In the same ONTV interview, Attiya levelled a host of accusations against the monastery's monks, alleging that they have changed the names of landmarks in the surrounding area and tried to hide an underground water source known as Moses' Well (Oyun Moussa).
He also took issue with them supposedly raising the Greek flag on Egyptian land and turning the site into an area occupied by foreigners, both which he says are a breach of national security and Egyptian sovereignty.
Most of the Saint Catherine's 37 monks are Greek.
Attiya, who in 1978 founded the Egyptian army's special operations unit, made similar accusations regarding the monastery at the Journalists Syndicate in downtown Cairo in February.
Ramzy, the monastery's lawyer, told Ahram Online that he denies all of Attiya's claims against the monastery and its monks.
The abbot and monks at Saint Catherine's are not authorised to even paint a wall without permission from Egypt's antiquities ministry, let alone build new structures, Ramzy said, adding that the personnel on site are only there to guard the monastery.
"[It's] one of the oldest, continuously inhabited Christian monasteries, with a history that can be traced back over 17 centuries, and is under the supervision of Egypt's antiquities ministry and UNESCO," Ramzy said.
He said South Sinai's antiquities department had sent an official letter to Egypt's antiquities ministry, clearing the monastery of Attiya's complaints from 2012.
Attiya, as the plaintiff in the case, has yet to provide evidence of his accusations. The court has since referred the case to an internal panel of experts to determine whether or not the monastery is indeed a historical place and if Moses' Well lies underneath the site.
The case has been postponed to June 2014, pending the findings of the panel.
Attiya's accusations also include the Bedouin inhabitants of the region, who he claims have betrayed Egypt by guarding what he calls "the Greek occupants" – i.e. the monks.
Sheikh Ahmed El-Jebaly – speaking on behalf of the Jebeliya tribe which has guarded the monastery for 1400 years – denied the accusations, stressing that his tribe would never allow anyone to attack the monastery or any other place in the area.

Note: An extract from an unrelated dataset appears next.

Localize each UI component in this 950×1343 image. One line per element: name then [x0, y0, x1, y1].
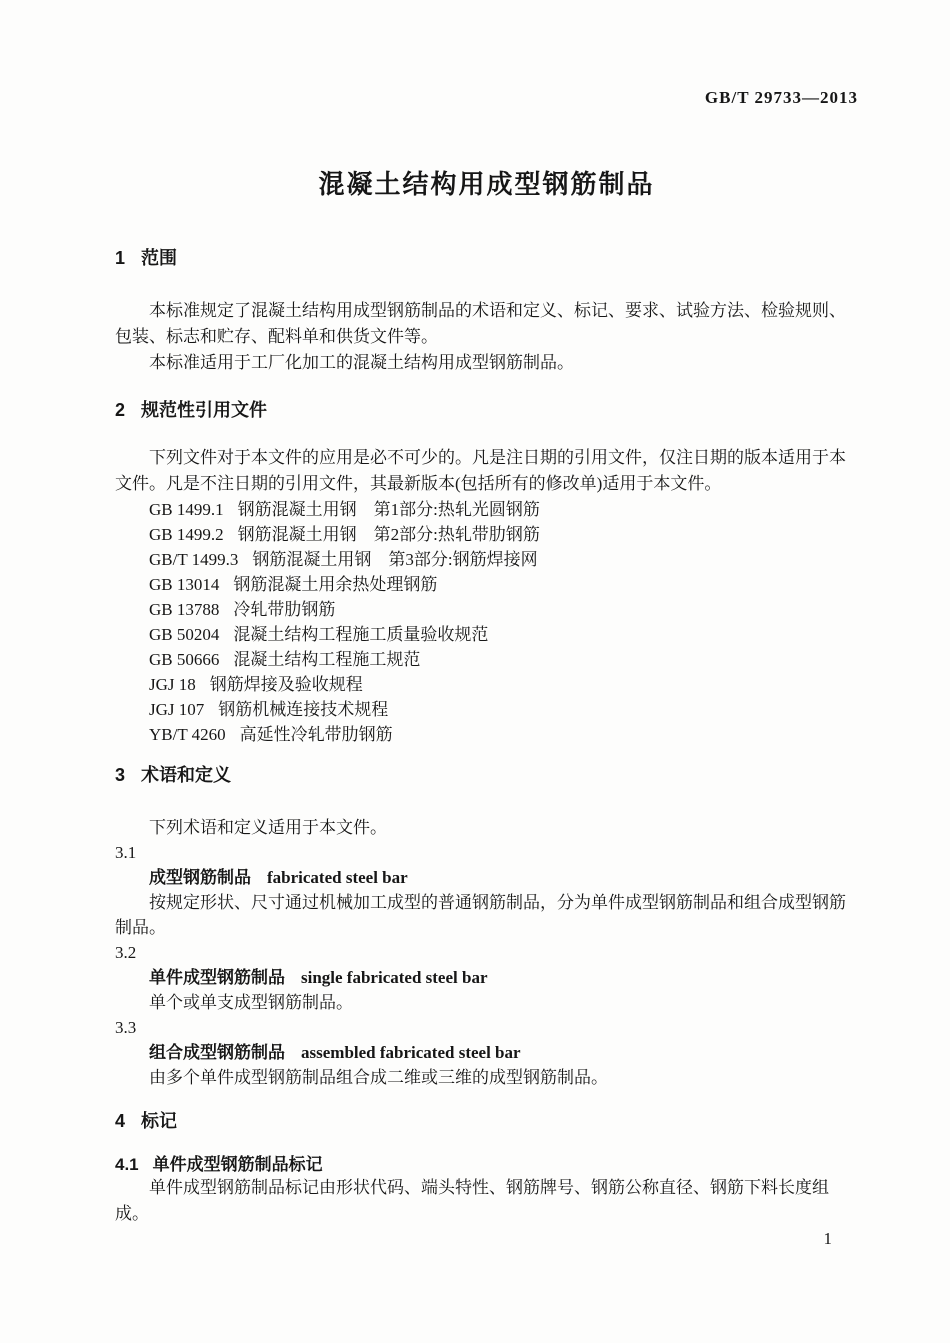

"The peace that has existed between the monks and the Bedouin people has made Sinai an emblem of peace" that has served pilgrims and visitors of different faiths, languages and culture, El-Jebaly said, speaking at a press conference last week at the headquarters of the Al-Tagammu Party in downtown Cairo.
Regarding illegal structures, El-Jebaly said that the only "settlements" in the town of Catherine, near the monastery, consist of a housing project authorised by local authorities.
Saint Catherine's Monastery was built between 548 and 565 on the site thought to be the location of the burning bush, where Moses is believed to have spoken with God and been told that he was to lead the Israelites out of Egypt.
The monastery gets its name from a Christian martyr named Catherine, who according to legend was delivered by angels to monastery and then later buried there by monks after she was beheaded around the year 800.